A voice controlled studio apparatus comprising a presenter interface unit and a producer interface unit, the presenter interface unit and the producer interface unit each adapted to generate commands and each unit comprising a voice input device, the apparatus further comprising a data processing unit adapted to receive commands from the presenter interface and the producer interface, process the commands, parse them to ascertain whether the actions meet at least one pre-determined criterion and then subsequently effect one or more actions based on the commands and the or each pre-determined criterion, and wherein the data processing unit is adapted to prioritise the effecting of actions so that commands generated by the producer interface unit can override the effecting of commands generated by the presenter interface unit, the apparatus further comprising a teleprompt unit adapted to provide a display adapted to be visible by a presenter and adapted to receive actions from a data processing unit and vary the display according to the said actions.

Description

Figure imgf000003_0001
Voice controlled studio apparatus
Field of the invention
The present inventive concept relates to the field of studio apparatus, such as used in television broadcasting.
Background to the inventive concept
Ever since the advent of broadcast television, live broadcasts have been challenging because of the aspiration of a flawless programme output, given the inherent limitations of real time production. For example, in a live news broadcast (whether from a studio or on location) a presenter must aim not to make mistakes in reading a script (for example) while also maintaining a steady pace. Furthermore, in today's fast-moving news environment where newsworthy events may happen during a news report - or indeed the instant news story may be updated while a presenter is reading the relevant report - it is important for the script to be changed at very short notice while maintaining the production values and professionalism of the broadcast. Teleprompts are a known technology in general terms. Teleprompters provide a scrolling text display for a presenter to read from.

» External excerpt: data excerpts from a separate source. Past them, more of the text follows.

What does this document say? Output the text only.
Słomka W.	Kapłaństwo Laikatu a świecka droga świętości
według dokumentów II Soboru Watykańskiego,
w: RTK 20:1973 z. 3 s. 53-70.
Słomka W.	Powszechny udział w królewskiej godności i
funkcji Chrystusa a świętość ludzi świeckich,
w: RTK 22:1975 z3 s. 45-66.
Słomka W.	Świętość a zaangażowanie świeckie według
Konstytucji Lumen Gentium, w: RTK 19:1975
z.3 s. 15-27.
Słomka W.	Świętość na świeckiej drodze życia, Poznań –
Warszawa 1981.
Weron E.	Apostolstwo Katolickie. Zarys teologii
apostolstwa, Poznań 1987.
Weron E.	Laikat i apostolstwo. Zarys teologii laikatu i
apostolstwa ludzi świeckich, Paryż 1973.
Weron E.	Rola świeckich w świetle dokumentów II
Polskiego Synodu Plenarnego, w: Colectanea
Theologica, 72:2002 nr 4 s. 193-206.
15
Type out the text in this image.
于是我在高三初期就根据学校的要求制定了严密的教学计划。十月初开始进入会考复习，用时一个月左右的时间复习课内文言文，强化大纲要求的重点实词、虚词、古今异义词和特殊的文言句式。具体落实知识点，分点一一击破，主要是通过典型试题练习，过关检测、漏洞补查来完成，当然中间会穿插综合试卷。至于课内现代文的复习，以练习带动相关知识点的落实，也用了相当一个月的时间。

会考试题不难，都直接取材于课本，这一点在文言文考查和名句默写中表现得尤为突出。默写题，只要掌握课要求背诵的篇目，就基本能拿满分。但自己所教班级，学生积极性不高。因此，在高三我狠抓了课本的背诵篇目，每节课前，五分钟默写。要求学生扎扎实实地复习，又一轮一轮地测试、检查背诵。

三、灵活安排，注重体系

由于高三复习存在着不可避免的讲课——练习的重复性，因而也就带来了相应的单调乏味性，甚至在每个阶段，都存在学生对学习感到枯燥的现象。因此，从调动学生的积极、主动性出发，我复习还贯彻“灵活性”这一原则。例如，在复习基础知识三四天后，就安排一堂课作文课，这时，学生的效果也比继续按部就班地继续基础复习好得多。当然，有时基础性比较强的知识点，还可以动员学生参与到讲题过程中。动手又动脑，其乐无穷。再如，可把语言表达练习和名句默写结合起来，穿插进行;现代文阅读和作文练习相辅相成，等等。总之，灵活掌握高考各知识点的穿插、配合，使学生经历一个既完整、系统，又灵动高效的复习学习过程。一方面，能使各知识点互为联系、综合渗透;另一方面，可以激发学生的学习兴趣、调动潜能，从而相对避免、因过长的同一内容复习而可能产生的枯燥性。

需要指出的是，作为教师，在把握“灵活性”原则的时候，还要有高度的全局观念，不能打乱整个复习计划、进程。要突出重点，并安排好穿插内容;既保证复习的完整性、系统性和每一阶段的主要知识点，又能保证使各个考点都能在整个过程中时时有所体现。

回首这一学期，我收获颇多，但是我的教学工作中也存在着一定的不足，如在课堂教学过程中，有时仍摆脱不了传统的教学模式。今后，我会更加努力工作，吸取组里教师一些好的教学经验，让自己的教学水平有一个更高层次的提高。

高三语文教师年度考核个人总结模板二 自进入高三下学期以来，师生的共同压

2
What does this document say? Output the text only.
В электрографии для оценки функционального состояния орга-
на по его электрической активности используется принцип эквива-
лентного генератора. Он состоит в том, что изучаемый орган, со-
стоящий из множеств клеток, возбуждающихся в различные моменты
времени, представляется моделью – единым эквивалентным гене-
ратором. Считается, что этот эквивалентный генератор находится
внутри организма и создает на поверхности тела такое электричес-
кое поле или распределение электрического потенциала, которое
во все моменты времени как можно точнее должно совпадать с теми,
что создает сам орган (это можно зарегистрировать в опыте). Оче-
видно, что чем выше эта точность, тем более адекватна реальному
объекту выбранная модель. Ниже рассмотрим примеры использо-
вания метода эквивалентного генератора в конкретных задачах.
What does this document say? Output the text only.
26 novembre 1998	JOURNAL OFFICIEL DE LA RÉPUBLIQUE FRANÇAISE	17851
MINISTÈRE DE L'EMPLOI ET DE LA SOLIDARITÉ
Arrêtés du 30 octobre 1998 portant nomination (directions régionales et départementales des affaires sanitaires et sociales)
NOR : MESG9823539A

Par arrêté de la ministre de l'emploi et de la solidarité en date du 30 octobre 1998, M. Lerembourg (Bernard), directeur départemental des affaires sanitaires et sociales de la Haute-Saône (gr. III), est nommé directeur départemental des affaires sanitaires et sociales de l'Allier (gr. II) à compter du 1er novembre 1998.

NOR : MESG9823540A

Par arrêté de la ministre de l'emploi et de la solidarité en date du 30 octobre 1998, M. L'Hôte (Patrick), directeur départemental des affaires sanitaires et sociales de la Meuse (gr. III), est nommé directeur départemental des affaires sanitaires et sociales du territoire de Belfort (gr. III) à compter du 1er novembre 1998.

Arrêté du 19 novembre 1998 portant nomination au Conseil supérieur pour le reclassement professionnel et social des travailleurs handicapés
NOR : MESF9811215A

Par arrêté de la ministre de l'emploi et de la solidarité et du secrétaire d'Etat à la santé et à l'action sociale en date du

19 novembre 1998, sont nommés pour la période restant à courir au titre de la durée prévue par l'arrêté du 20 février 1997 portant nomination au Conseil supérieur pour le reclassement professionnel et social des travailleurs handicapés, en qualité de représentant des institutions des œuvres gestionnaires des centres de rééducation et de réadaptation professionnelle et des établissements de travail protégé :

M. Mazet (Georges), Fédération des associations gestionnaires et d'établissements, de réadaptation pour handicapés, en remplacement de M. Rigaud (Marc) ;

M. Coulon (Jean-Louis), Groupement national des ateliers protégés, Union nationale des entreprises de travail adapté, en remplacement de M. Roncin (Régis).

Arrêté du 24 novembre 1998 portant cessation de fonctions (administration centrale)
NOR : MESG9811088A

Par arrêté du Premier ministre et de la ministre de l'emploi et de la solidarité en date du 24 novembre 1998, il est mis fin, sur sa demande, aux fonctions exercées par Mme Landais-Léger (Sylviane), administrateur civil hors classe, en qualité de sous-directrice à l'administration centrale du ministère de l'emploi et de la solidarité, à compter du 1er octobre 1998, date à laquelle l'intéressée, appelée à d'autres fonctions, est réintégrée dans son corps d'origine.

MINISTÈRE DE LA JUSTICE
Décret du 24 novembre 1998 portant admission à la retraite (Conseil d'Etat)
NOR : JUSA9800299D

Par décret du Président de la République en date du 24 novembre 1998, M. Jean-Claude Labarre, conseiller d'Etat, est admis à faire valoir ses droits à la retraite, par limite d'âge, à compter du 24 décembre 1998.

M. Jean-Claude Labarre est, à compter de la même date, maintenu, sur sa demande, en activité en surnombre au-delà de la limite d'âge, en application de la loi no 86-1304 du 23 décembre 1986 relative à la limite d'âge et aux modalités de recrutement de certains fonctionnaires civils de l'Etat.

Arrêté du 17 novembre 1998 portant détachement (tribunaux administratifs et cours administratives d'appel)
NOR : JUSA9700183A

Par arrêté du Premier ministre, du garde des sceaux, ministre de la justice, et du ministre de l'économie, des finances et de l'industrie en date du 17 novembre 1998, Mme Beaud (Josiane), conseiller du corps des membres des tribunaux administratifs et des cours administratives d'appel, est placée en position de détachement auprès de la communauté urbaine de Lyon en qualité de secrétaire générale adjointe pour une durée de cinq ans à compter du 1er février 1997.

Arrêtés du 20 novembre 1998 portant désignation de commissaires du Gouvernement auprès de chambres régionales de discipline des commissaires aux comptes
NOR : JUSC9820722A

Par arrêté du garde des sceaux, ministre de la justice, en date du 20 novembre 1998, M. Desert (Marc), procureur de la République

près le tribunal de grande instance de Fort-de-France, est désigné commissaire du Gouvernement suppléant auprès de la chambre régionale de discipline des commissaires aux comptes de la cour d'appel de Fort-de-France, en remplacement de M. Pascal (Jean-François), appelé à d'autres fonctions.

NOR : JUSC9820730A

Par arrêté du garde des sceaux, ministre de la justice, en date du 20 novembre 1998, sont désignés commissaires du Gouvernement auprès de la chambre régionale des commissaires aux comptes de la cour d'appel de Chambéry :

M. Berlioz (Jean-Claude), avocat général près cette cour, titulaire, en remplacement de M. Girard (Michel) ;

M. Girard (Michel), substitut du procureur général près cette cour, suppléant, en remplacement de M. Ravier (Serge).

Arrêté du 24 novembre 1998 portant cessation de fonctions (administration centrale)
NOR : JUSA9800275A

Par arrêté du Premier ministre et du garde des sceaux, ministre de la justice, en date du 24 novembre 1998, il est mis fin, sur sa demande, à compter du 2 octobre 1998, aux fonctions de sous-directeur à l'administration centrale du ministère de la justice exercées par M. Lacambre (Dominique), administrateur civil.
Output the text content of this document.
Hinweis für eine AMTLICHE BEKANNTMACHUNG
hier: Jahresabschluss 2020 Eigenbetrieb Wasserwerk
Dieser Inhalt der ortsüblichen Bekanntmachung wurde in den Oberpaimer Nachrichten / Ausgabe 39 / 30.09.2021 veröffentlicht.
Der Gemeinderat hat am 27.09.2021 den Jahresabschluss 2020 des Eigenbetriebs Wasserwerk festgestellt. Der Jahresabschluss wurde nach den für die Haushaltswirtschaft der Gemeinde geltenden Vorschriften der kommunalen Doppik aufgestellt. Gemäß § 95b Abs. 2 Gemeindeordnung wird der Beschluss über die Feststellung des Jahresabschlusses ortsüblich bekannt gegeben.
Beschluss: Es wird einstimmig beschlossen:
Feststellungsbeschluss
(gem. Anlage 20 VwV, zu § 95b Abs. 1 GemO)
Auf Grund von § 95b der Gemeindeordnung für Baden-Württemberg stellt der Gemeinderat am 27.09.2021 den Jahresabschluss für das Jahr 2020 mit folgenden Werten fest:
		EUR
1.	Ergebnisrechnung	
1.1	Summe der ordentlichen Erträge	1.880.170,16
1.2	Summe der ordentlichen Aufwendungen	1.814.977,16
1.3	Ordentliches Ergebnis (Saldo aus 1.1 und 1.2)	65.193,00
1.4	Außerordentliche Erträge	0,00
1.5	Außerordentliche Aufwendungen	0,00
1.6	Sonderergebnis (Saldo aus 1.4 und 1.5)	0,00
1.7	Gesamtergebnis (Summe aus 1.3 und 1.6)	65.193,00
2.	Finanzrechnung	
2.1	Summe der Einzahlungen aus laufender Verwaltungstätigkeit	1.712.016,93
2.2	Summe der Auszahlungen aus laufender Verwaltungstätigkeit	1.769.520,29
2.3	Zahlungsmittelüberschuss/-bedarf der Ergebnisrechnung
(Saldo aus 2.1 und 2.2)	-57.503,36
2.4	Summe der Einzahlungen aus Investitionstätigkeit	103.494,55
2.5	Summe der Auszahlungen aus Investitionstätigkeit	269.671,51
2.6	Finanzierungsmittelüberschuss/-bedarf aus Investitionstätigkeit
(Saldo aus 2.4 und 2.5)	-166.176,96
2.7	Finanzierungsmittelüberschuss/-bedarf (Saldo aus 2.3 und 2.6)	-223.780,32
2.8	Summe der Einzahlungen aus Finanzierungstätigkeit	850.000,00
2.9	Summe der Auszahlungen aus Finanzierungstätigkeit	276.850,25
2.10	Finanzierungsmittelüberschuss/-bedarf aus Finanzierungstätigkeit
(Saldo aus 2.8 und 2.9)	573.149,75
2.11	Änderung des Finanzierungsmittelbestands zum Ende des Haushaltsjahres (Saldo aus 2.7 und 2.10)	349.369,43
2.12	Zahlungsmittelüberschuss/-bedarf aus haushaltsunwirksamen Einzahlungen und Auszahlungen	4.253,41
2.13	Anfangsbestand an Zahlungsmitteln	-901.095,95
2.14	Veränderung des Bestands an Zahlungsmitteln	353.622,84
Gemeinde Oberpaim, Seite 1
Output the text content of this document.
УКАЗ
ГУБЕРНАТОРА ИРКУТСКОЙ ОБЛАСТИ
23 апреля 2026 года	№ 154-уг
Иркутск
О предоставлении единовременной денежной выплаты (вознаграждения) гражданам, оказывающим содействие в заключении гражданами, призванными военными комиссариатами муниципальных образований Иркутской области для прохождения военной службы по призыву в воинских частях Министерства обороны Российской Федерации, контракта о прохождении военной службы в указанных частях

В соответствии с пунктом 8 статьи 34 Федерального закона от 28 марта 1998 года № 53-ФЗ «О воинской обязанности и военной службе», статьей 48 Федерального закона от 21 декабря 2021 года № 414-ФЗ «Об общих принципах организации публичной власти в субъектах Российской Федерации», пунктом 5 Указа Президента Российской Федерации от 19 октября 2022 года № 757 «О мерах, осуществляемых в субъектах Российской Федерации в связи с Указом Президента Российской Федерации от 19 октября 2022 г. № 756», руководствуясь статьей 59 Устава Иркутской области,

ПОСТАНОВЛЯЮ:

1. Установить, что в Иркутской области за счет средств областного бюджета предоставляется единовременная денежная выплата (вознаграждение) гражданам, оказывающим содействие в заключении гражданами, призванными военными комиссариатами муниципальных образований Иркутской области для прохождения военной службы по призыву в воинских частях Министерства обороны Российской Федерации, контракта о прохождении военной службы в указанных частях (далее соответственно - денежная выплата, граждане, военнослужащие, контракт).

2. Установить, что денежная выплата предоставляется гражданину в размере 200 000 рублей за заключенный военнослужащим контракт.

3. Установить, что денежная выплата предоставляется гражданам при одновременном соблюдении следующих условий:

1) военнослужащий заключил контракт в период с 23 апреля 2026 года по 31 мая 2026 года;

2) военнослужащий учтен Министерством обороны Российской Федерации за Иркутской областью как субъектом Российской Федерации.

In general, teleprompters built for live broadcasts such as in news studios include a network connection to a remote newsroom, enabling real-time updates to the script to be downloaded and displayed to the presenter during a program.
Often the quickly changing news environment requires constant changes to the structure of the live broadcast in order to accommodate breaking news or updates, and this is managed by the producer. A producer of a live broadcast programme thus often has competing calls on their time, in that presenters, cameras, external video feeds, teleprompt devices and other systems must be co-ordinated in real time to deliver the broadcast.
Generally live studios utilise a human teleprompt operator to manually maintain the correct scrolling of the script for the presenter and manage directions embedded in the script from the newsroom. The human operator will also make changes to the teleprompt in real time in response to directions from the producer. .
Previous systems have addressed individual issues. For example US 2016062970 provides an teleprompt system which uses a speech recogniser to track the progress of a presenter through a preset script. The system described in that document is a single device operated by an individual who is both prompting operator, presenter and producer. In operation the system does not communicate with any other systems such as a newsroom.
A known system marketed by Autoscript Limited under the brand name "Voiceplus" (TM) interprets a phoneme rate of speech of a presenter and uses that interpretation to vary the speed at which text is presented on the teleprompter.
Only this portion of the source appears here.